Let’s see if the landlord/tenant relationship sheds any light with its harder to remember ee/or counterparts. For this one, I called a commercial leasing lawyer from a large multinational who I knew could not avoid me for long. I left a detailed message on this interesting topic and, to my delight, he returned my call moments later. As I excitedly launched into the conversation, he seemed as impatient with the inquiry as David had been, and it was clear he had not given the matter due, or, in fact, any, consideration. “Didn’t you listen to my message?” I asked, disappointed. “No,” he said, and explained he was calling me to tell me he was taking our son on a somewhat inevitable trip to the urgent care centre following his trip to the trampoline park. “Oh no, Poor little guy,” I said, and, sure it was just a sprain, continued, “speaking of ‘little guys’, is the tenant the leasee or the lessor?” “The leasee,” he said with an exasperated sigh. Given the cast and crutches I encountered when I returned home, I did not try to extract any more on the subject from my co-mortgagor.            

Perhaps the answer lay with the ee we have all most likely been: an employee. To explore what conceptually united employees, mortagees, leasees and franchisees share, I called the very pleasant BLG employment lawyer Matt Certosimo. Matt started with an interesting fact: while it is the legal ee we always remember, employee and employor (just go with it) are relatively new legal terms, having replaced the more offensive “master and servant” in the last part of the last century. He gave the search for a unifying theory as much time as anyone could be expected to, but it wasn’t easy.

The franchisor, employor and lessor would all seem to be the more typically powerful, but the mortgagor does not seem to fit the mold. Enter the kinder version on an OBA past–president, Lynne Vicars, a long-time in-house counsel at a major bank.  She would say that, in fact, the mortgagor is the one with the power; we have just been conditioned to think of it incorrectly. It is mortgagor who gives the mortgage to the lender.  

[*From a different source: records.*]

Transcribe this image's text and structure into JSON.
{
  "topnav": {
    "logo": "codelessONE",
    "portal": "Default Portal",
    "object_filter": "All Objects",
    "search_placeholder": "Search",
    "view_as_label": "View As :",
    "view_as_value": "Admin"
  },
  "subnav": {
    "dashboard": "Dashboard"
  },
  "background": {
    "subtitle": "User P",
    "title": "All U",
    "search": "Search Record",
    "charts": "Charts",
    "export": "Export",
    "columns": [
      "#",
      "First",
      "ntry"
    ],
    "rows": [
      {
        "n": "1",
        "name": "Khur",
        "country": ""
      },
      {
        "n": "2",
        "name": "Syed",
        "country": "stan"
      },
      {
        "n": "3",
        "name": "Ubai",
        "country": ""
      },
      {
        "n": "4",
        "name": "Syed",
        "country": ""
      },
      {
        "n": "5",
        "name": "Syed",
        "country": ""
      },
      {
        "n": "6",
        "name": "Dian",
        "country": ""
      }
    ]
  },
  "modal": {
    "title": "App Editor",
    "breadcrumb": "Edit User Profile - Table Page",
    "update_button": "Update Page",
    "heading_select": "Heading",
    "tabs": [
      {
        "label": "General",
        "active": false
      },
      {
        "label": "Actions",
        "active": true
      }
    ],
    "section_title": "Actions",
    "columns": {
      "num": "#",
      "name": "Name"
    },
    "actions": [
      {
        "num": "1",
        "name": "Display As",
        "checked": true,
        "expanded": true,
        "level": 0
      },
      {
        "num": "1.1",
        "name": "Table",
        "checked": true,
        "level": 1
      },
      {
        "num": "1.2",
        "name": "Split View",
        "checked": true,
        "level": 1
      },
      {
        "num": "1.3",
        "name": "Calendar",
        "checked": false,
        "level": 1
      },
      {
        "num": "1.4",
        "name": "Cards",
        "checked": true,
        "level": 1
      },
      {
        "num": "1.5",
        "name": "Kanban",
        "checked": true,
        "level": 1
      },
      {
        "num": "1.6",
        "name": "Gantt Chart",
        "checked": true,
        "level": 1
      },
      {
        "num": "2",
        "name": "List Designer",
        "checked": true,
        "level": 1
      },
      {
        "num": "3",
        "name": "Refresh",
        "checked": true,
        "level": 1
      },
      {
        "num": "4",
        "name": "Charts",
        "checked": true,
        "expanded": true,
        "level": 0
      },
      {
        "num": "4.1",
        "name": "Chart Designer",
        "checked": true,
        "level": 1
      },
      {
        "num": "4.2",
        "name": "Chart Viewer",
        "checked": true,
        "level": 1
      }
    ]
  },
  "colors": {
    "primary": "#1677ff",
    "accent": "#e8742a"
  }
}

So, one tattered friendship, a broken ankle, an interesting fact and a social evolution later, the best I can do is this: the ORs are the OwnORs. The mortgagors are the home owners, the lessors the owners of the rented property, the employors (a now well-established spelling) own the operation for which the employees work, the franchisor owns the name and other rights given to the franchisee, the licensor owns the rights the licensee gets permission to use, etc.